Combe played in the British Chess Federation Congress in London in 1932, finishing in a tie for fourth place with a score of 7½/11 in the First Class Section B tournament. In his first Scottish Championship in 1933, he finished with 3½/6, tying for third place behind William Fairhurst.

Subsequently, he was selected to play for Scotland at their first Chess Olympiad appearance in Folkestone, Kent. The Scots were outclassed and finished last of the 15 teams, but Combe was one of their better performers, scoring 5/12, including a win against the future Belgian champion Paul Devos. In this tournament, his only international appearance, Combe famously blundered a piece and resigned after four moves (an Olympiad record) against the Latvian master Wolfgang Hasenfuss. There is some disagreement as to the exact score of the game; the most commonly accepted version is 1.c4 c5 2.d4 cxd4 3.Nf3 e5 4.Nxe5 Qa5+ 0–1.

Combe played in his second Scottish Championship in 1934, scoring 2/5. He gave up chess for several years thereafter to concentrate on his law studies at the University of Aberdeen, where he graduated with distinction in 1938.

Combe's next Scottish Championship was in Aberdeen in 1939; he finished in a tie for second place behind the visiting American student Max Pavey.

In 1940 Combe became a partner in a law firm in Elgin, Moray. There were no other strong players in the town, severely curtailing his chess activities. Rather than playing correspondence chess, he acquired a large chess library and deeply studied the game, developing his own ideas from a study of Siegbert Tarrasch, Emanuel Lasker, José Capablanca and Alexander Alekhine. In 1945, mathematician Klaus Roth, who had played first board for Cambridge, briefly moved to Gordonstoun and became a regular sparring partner of Combe.

Combe made his comeback in the 1946 Scottish Championship in Glasgow, where he finished second behind Fairhurst. Following this, the Scottish Chess Association selected Combe as their nominee for the British championship in Nottingham. The nomination of Combe was controversial, but the British Chess Federation eventually relented and allowed him to play. In one of the most unexpected results in the history of the championship, Combe won the tournament ahead of several strong masters, including Gerald Abrahams, William Winter, Harry Golombek and Stuart Milner-Barry. He was the last Scottish player to win the championship until Jonathan Rowson won in 2004.

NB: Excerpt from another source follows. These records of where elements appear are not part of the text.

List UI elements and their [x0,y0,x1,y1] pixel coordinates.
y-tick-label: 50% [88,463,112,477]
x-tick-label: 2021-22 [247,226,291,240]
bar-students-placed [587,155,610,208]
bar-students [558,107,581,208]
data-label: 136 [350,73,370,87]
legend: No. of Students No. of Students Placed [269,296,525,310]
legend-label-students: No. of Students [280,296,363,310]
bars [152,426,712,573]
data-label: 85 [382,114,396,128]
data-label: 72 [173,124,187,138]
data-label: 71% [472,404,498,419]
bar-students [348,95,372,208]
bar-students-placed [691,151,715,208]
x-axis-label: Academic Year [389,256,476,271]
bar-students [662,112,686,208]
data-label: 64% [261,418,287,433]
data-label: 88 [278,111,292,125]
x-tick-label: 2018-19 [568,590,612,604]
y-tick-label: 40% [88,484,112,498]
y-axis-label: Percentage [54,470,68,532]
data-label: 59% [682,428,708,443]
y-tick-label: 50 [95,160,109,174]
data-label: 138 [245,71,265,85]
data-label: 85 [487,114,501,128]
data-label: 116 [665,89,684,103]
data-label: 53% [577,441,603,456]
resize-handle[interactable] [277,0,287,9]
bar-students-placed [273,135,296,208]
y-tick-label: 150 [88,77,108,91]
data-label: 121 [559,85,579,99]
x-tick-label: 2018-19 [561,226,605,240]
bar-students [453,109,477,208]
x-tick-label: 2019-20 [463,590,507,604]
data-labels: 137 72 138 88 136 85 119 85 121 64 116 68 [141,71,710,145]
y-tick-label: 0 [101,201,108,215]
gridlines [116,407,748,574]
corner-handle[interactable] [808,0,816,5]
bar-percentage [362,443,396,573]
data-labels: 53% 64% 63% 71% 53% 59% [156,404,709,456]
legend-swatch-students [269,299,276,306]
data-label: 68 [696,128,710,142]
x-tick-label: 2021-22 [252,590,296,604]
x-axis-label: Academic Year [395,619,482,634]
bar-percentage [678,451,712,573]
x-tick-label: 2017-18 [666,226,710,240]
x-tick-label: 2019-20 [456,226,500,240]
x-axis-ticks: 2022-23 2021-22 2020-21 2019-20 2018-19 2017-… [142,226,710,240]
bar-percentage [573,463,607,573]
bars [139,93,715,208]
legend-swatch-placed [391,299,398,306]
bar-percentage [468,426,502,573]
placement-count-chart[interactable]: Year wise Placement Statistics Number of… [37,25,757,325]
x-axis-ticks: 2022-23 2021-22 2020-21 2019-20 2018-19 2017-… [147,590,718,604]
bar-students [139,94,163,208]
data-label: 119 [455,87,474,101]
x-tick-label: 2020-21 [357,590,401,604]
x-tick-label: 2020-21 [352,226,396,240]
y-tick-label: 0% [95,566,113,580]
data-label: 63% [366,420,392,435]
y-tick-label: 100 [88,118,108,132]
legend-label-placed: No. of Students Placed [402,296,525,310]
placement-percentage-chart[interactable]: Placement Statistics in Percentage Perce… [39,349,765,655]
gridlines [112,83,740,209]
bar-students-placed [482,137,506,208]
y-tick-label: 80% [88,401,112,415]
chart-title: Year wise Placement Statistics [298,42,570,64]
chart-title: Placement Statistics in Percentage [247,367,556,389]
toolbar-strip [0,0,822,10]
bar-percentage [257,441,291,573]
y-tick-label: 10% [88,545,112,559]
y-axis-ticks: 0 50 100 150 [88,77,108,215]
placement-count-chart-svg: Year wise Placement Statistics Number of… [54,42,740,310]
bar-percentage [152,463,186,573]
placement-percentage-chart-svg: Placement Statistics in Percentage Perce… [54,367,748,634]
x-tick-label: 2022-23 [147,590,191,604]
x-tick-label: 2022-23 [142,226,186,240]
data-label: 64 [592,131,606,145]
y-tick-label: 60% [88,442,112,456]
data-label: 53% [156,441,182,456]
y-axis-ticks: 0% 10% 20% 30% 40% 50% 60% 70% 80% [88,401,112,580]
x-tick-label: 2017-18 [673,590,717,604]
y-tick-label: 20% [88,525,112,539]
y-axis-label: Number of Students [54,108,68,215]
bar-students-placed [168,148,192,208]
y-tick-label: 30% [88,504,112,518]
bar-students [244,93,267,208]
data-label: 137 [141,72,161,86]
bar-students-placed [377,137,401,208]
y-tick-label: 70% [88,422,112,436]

Due to his professional commitments, Combe played little chess afterwards. After moving to Aberdeen in 1949, he played some club chess, then represented Scotland in a match against England in 1951. In this event, he blundered and lost in a winning position against Milner-Barry.

In 1951 the Scottish Chess Association applied to FIDE for the International Master title on behalf of Combe, Aitken and Fairhurst; however, only Fairhurst was accepted.

Combe died from his heart condition in Aberdeen on 12 February 1952.